Rabbi Yerucham Levovitz (Daat Torah, pp. 26-27) sidesteps the question as to which emotions were experienced, and instead focuses on distinguishing between the functionality of the two emotions. After we fail, it is natural and healthy to feel a negative emotion, whether it be sadness, frustration, or remorse. This functional negative emotion – represented in the verse as Cain being distressed – can motivate us to improve our ways for the future. Yet, Cain’s emotional experience doesn’t end at distressed. It transforms into an unhealthy emotion of “his face fell.” This, Rabbi Levovitz argues, is the way of the evil inclination.
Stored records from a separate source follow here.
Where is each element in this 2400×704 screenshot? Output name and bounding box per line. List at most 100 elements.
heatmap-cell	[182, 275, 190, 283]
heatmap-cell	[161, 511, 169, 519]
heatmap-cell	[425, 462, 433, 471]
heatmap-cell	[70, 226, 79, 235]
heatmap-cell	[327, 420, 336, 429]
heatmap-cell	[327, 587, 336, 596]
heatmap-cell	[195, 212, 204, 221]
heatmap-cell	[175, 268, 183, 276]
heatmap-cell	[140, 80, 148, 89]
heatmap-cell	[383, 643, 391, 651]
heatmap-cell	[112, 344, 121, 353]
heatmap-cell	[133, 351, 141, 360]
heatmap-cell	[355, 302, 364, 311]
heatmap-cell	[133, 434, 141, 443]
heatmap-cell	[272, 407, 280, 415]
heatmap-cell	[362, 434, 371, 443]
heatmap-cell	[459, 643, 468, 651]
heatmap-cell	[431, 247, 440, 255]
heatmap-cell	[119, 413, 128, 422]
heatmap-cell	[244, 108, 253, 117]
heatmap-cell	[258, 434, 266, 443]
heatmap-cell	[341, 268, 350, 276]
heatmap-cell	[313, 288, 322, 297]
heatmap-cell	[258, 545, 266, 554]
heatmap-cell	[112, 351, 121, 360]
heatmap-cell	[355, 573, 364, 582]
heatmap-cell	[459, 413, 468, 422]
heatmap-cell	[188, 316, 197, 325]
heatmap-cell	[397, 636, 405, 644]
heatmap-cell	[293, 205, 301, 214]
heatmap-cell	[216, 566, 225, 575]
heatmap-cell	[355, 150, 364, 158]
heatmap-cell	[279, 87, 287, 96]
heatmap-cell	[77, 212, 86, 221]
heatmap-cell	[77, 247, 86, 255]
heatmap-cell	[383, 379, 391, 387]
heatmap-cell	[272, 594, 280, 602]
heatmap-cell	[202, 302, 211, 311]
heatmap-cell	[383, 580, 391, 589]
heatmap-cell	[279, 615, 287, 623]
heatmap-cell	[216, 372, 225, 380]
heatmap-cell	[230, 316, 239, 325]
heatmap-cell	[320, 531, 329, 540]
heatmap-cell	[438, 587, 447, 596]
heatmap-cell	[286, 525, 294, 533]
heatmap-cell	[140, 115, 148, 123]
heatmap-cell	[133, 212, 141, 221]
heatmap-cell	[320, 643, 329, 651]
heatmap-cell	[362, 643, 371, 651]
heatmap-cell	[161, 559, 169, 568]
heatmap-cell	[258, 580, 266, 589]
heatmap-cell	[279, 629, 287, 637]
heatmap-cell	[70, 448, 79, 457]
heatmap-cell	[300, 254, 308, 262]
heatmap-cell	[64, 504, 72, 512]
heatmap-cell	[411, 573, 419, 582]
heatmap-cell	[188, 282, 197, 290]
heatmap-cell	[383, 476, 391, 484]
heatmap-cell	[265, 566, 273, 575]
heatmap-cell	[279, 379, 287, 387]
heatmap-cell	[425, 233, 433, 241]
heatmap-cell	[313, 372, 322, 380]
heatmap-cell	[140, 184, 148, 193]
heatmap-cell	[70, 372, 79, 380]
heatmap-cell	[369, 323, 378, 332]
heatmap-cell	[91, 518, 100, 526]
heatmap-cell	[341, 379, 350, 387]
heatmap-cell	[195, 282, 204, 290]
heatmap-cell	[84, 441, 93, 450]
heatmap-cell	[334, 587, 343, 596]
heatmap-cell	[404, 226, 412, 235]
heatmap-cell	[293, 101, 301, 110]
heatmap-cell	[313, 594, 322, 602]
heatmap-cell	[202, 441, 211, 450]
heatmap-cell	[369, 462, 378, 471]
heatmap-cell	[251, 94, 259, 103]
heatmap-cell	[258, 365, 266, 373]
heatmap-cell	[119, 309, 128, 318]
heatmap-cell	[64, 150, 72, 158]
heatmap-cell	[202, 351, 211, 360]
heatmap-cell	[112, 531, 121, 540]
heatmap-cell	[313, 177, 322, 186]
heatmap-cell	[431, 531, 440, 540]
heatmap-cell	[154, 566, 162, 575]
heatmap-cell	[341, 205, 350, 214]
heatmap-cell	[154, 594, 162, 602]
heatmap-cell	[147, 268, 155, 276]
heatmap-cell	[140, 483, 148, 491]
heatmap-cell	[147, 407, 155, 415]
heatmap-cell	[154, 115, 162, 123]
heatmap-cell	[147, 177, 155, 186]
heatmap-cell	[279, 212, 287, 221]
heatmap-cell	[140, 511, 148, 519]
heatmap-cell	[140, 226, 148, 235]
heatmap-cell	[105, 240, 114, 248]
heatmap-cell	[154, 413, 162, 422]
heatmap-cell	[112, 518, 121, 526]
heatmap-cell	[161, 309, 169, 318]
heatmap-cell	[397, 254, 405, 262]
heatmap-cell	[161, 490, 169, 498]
It doesn’t just want to knock us down but wants us to stay down. Instead of the negative emotion leading to improvement, it leads to despondency.

In fact, when God addresses Cain afterwards, He informs him that if he chooses to improve his ways, all will be forgiven, but if he doesn’t, then sin crouches at the door, ready to pounce again. It is here, Ramban contends, that Cain is introduced to the concept of repentance. Sforno adds that God is telling Cain that it is pointless to brood over the past. The point is to fix your behavior for the future. Our emotional response to sin should be functional. It should lead us away from future sin and toward improved behavior. If we respond emotionally unhealthy to sin, then it will just lead to more sin.

One strategy for keeping our emotional response to sin healthy is to not let the sin corrode our sense of self. As the Midrash states, “Praiseworthy is the person who is higher than his sins, and not that his sins are higher than he is (Bereishit Rabba 22:11).” We must keep our core identity above our sins, and not have our sins define who we are. As Rabbi Shimon tells us in Pirkei Avot (2:13), “Do not be wicked in your own eyes.” Once we identify ourselves as wicked, evil, or sinful, we are in danger of generating an unhealthy emotion in response to a sin.

If we are to learn from the story of Cain, we need to respond to failure and sin in a functional way. We can do this by acknowledging the sin, feeling an appropriate amount of healthy negative emotion about the past, and most importantly, focusing our energy on improving ourselves for the future.